Среди девятнадцати юбиляров присутствуют люди, которые могут высказаться о смерти лектора со знанием дела. Здесь присутствуют врачи, разбирающиеся в ядах. Юристы, разбирающиеся в преступлениях. Психоаналитики, разбирающиеся в странностях человеческой психики. Здесь присутствует и убийца.
Глава 13
— Этот Бломме не заслуживает того, чтобы о нем так много говорили, — замечает Микаэль Могенсен. — Не очень симпатичная личность. Не я его убил, но я вполне сочувствую тому, кто это сделал.

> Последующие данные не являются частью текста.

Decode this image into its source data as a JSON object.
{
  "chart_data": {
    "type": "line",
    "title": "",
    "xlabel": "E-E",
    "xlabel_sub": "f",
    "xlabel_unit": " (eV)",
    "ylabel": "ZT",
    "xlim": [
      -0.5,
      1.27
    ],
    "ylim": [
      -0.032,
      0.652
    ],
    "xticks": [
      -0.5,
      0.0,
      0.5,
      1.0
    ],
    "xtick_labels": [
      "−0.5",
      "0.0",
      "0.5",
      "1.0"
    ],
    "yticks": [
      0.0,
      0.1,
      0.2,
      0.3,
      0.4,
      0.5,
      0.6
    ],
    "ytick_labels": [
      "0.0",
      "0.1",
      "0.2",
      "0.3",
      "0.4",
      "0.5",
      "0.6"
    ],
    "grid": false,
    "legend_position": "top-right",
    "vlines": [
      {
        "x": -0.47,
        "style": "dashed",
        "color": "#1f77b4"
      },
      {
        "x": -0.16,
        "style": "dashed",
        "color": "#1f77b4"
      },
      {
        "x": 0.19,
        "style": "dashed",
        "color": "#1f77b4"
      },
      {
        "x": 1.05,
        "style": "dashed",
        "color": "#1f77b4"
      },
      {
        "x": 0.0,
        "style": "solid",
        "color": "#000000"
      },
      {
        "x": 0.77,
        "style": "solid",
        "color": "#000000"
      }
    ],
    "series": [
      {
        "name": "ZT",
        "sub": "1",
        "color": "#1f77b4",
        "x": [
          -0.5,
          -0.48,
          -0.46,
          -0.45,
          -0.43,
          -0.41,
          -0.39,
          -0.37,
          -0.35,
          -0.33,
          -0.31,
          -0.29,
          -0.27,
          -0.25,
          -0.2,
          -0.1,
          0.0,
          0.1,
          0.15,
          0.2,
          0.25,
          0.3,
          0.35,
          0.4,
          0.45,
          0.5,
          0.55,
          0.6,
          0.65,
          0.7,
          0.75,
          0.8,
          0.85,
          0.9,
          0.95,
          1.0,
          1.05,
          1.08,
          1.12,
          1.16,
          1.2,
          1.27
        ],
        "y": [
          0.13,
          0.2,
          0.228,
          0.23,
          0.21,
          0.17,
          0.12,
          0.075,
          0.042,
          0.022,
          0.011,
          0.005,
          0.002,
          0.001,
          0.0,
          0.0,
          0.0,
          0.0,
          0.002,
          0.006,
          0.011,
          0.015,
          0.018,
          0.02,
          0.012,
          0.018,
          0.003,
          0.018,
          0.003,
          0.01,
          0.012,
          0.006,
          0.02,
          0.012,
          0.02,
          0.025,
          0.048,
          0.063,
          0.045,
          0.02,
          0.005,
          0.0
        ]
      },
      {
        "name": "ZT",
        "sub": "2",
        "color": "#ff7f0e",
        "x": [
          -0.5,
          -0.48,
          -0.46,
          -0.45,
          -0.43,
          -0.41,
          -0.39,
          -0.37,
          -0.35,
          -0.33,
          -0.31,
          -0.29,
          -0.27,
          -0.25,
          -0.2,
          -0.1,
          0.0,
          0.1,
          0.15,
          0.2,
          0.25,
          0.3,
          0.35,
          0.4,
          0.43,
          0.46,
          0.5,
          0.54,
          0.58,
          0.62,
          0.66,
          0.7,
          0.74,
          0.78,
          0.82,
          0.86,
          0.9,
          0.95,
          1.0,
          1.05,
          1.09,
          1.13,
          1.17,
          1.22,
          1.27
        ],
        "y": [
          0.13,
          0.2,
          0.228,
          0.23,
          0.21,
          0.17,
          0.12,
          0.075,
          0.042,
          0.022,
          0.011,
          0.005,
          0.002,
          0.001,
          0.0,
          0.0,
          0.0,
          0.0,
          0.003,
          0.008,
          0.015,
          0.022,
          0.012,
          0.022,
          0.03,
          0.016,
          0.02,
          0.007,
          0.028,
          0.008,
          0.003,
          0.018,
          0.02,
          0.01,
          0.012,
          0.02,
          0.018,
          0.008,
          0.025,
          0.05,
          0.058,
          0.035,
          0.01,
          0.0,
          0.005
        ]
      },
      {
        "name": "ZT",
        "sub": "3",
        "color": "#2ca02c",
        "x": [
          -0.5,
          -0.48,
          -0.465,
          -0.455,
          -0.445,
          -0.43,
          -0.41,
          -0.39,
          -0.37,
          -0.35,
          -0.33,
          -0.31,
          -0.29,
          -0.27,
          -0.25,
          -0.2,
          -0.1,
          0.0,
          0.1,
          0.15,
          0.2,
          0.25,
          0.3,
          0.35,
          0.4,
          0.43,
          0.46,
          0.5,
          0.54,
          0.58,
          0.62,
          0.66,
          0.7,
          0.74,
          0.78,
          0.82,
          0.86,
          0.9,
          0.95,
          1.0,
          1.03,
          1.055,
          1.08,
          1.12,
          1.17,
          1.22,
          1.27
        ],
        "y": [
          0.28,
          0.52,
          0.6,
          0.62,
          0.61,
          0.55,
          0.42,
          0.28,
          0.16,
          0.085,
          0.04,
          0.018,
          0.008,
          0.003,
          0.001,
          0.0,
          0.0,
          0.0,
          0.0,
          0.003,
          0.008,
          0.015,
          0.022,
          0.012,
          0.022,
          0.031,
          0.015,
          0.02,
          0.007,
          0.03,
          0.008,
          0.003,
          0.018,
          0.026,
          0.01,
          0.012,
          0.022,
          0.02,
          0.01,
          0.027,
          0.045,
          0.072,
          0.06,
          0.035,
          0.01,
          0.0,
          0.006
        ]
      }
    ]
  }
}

— Мы уже не дети, — заявляет Горн, — мы зрелые, опытные люди и должны судить о наших педагогах совсем иначе, чем тогда, когда были непослушными юнцами. В ту пору мы не всегда понимали, что, проявляя к нам известную строгость, они пекутся о нашем же благе. Но теперь мы можем взглянуть на прошлое иными глазами. Лично я глубоко признателен лектору Бломме за все, чему он меня научил. Я чту его память. Он распахнул передо мной двери в мир величайших культурных ценностей минувших эпох. Он научил меня любить Горация и Овидия. Разумеется, он вынужден был укладываться в рамки учебной программы, и большую часть ее скупо отмеренных часов неизбежно отнимали скучные грамматические упражнения. Но эти упражнения тоже были полезны. Лектор Бломме подвел нас к порогу двери в мир античной культуры. Остальное зависело от нас самих: тому, кто хотел и дальше черпать из бессмертного источника античной красоты, оставалось лишь следовать по пути, который он нам указал. Я всегда с благодарностью вспоминаю лектора Бломме.